Abstract

To estimate the cost-effectiveness of niraparib, a poly (ADP-ribose) polymerase (PARP) inhibitor, compared with routine surveillance (RS) and olaparib for the maintenance treatment of patients with recurrent ovarian cancer. A decision-analytic model estimated the cost per quality-adjusted life-year (QALY) gained for niraparib versus RS and olaparib from a US payer perspective. Recurrent ovarian cancer patients with or without germline BRCA mutation, who were responsive to their last platinum-based chemotherapy regimen, entered the model (non-gBRCAmut, gBRCAmut). The model had three health states; progression-free disease, progressed disease and dead. For both non-gBRCAmut and gBRCAmut populations, mean progression-free survival (PFS) was estimated for niraparib and RS using parametric survival distributions based on ENGOT-OV16/NOVA (Niraparib Phase III trial). For non-gBRCAmut, olaparib PFS was estimated from Study 19 (Olaparib Phase II trial). For gBRCAmut, a cost-minimisation analysis was conducted for niraparib versus olaparib. Due to the immaturity of OS data in ENGOT-OV16/NOVA, mean OS benefit was estimated from the Study 19 RS arm, as double the mean PFS benefit for both niraparib and olaparib. Costs included; drug, subsequent chemotherapy, monitoring, adverse events, and terminal care. Quality-of-life was captured using EQ-5D. A 3.00% discount rate per annum was used. Treatment with niraparib increased costs and QALYs compared to RS, resulting in an incremental cost-effectiveness ratio of $94,186 and $58,804, for non-gBRCAmut and gBRCAmut, respectively.

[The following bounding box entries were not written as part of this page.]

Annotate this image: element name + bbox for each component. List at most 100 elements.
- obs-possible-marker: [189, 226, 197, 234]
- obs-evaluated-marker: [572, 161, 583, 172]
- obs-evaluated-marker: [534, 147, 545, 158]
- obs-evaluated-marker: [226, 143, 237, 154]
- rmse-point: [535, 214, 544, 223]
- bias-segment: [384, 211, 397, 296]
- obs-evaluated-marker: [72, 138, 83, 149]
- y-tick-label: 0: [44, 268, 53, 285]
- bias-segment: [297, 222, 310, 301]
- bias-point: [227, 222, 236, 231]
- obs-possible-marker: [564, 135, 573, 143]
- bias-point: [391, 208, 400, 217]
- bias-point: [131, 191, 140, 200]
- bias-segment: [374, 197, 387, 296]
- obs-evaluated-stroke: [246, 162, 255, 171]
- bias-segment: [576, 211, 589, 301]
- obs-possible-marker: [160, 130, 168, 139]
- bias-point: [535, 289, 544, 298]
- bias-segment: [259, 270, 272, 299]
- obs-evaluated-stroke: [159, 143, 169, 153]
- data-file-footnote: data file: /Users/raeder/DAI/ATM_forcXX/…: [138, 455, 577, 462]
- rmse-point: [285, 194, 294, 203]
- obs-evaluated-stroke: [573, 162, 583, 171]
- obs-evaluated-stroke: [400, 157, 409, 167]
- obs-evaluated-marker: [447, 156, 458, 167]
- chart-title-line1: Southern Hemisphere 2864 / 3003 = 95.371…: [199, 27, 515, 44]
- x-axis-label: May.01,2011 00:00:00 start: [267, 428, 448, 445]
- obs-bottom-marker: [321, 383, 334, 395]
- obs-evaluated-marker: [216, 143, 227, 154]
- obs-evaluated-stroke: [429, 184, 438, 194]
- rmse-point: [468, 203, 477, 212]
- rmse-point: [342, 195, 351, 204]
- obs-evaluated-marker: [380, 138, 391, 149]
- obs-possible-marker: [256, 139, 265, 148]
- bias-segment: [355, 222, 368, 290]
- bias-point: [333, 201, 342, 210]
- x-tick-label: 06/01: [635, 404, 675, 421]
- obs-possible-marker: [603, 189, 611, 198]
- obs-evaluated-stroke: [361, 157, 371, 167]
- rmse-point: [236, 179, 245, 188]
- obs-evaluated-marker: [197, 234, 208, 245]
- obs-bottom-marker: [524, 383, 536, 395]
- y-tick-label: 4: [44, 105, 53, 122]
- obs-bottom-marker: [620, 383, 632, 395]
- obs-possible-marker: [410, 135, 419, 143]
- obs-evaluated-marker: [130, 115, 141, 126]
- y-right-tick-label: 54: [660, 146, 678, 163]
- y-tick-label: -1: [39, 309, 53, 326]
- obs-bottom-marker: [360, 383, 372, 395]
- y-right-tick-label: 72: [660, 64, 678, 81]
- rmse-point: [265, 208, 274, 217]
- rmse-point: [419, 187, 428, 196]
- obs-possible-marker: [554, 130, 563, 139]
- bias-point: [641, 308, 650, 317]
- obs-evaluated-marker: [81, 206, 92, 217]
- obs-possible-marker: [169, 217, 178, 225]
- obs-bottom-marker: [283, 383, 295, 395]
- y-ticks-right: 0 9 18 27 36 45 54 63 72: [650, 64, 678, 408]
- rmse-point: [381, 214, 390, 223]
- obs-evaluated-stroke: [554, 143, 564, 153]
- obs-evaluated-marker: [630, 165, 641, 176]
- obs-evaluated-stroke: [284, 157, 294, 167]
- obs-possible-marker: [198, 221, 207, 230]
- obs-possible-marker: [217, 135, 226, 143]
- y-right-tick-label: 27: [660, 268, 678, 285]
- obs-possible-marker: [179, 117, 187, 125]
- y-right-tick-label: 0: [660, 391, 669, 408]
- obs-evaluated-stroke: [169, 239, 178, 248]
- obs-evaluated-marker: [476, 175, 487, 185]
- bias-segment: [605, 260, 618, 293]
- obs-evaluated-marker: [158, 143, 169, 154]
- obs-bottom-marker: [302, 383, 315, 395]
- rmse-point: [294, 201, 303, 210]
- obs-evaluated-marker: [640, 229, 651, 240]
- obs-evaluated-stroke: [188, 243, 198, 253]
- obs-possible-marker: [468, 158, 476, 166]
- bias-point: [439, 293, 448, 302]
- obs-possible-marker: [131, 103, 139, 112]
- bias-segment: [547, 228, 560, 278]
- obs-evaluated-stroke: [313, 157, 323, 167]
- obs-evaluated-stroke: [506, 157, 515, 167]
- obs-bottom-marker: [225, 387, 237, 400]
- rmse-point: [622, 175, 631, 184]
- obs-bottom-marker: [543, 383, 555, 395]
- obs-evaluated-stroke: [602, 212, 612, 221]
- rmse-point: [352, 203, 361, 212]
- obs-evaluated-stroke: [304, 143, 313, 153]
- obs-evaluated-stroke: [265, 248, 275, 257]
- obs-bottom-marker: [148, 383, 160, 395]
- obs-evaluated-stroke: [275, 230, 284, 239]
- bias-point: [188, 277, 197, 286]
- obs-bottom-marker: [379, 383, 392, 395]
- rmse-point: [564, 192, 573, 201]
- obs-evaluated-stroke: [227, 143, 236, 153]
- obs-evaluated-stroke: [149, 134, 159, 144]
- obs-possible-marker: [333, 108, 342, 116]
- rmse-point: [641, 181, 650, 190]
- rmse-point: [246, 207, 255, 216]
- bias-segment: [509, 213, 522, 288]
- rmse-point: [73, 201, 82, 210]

Niraparib dominated olaparib in both populations, with a cost difference of -$60,400 and similar QALYS in gBRCAmut, and a cost difference of -$55,858 and incremental QALYs of 1.437 in non-gBRCAmut. This cost decrease was driven by lower monthly drug costs for niraparib compared with olaparib based on average dose. These estimates indicate that niraparib dominates olaparib and falls within an acceptable cost-effectiveness range versus RS. Mature OS data is required to validate these findings.